There are old things hidden inside her body, tea-dry thoughts rustling beneath fur and cotton. At times it is all she can do to hold them close to her and keep them from falling out - she cannot bear to think of each secret scattered across the floor like her grandmother's mahjong tiles, stirring again. Occasionally, she will confide with Bertha, who has known her best through the years - Bertha, who was more careful than she was, who stayed carefully hidden and allowed events to unfold in their predetermined sequences, tidy and modest like the wool shifts and brown scarves she has always been fond of wearing. Bertha was the sensible one, her grandmother agrees. Bertha knew how to be silent. Bertha might have been the better choice, if fate had seen fit to pick a different girl.

Beneath the temple at the highest peak of Snowpoint City there are catacombs that predate written records, walls that saw the desperate creation of fire as man-shapes huddled together in the dark for warmth. The nuns who guard the oldest passages allow her entry, parting before her in a wave of roughspun woolens, pale and stern-lipped. It is cold in the lower levels. She goes in and goes out as quickly as she can; it is not wise to walk the old paths for too long. They have all seen what happen to the few who do.

Island to island - she travels by motorboat at night, makes her observations, departs.
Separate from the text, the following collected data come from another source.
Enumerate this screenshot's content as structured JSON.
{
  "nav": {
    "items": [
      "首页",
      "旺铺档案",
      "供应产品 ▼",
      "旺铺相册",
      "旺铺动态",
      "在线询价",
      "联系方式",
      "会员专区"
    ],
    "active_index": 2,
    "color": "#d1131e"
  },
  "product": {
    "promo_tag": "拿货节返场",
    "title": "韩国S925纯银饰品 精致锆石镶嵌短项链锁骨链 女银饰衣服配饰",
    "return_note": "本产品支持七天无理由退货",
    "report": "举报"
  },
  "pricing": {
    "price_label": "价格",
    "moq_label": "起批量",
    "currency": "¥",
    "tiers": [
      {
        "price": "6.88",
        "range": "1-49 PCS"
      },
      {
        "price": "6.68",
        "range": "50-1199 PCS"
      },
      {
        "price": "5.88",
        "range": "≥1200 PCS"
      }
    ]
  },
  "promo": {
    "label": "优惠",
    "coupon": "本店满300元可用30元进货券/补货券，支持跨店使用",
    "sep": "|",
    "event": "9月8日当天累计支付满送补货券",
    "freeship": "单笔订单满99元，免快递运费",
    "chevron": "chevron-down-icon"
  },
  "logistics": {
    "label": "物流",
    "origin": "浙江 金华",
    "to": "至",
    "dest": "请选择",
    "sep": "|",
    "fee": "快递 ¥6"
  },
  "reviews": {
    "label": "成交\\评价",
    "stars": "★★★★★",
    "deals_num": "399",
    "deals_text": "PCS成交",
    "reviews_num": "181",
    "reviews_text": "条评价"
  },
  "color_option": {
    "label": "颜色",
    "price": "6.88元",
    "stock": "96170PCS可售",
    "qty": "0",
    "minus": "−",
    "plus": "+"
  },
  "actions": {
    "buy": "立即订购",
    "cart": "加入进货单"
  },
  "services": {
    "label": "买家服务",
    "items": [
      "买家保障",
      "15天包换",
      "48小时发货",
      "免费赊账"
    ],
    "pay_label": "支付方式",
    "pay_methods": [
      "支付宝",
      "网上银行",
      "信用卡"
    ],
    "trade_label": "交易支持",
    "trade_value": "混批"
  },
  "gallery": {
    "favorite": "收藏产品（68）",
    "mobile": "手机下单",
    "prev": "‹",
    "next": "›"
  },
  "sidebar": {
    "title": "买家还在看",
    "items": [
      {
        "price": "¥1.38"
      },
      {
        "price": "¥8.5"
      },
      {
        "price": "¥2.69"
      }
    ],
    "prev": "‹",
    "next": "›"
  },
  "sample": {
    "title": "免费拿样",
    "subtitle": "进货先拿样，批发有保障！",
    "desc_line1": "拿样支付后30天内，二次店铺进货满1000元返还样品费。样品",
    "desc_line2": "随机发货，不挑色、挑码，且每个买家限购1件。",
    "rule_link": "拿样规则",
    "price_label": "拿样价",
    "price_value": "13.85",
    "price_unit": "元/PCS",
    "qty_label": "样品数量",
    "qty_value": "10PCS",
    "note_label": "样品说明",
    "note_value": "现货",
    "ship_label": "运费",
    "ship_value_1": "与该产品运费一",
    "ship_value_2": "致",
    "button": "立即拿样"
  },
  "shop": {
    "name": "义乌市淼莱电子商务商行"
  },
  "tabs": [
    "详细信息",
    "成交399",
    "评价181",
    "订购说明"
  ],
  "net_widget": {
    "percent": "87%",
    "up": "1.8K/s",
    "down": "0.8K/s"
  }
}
Autumn now, tilting into winter - the lakes and falls in Victory Road will freeze over soon, and there are still items on her list to be checked off, tasks to complete before the changes settle and lock into place. In the afternoon, she speaks quietly with the blue-haired man and he tells her what she has already anticipated. No matter. The splitting of the Egg was unavoidable when it happened, and this too shall pass in its own time - entropy is a callous god. All they must do - all that they can do - is wait.

Challengers have been scarce in recent months. Her team sits in stasis, gathering heat and light while the Elites deliberate and her confidant refuses to answer any further questions. The entire region seems to be holding its breath, watching for a sign of disaster. She cannot blame them. What walks now, approaching silently and darkly over the horizon, will eventually arrive, and everything, from the tallest mountain to the tiniest grain of sand, knows it for a truth. All of them have tried their best to delay it for as long as possible, but she supposes time may only be stretched so much until it snaps.

She has done what was required of her, but in the end, there is no water she can dip her hands in, nothing that will absolve her of the guilt.

Cynthia thinks of Celestic Town, of the cave murals daubed in mud and pigment eons ago, of the smoke-wreathed altar standing sentinel, of old texts she had read and forgotten and which now rise to the forefront of her mind like bubbles in a boiling pot. Grandmother, lying in bed, her eyes staring at her and straight on through, registering nothing but the secret languages of dust motes. The lanterns they lit at the start of the New Year and let drift into the river, vanishing into the mist - prayers folded into flame and ash, now reborn, coming back to the world.

There will be no spring for her this year, or the next.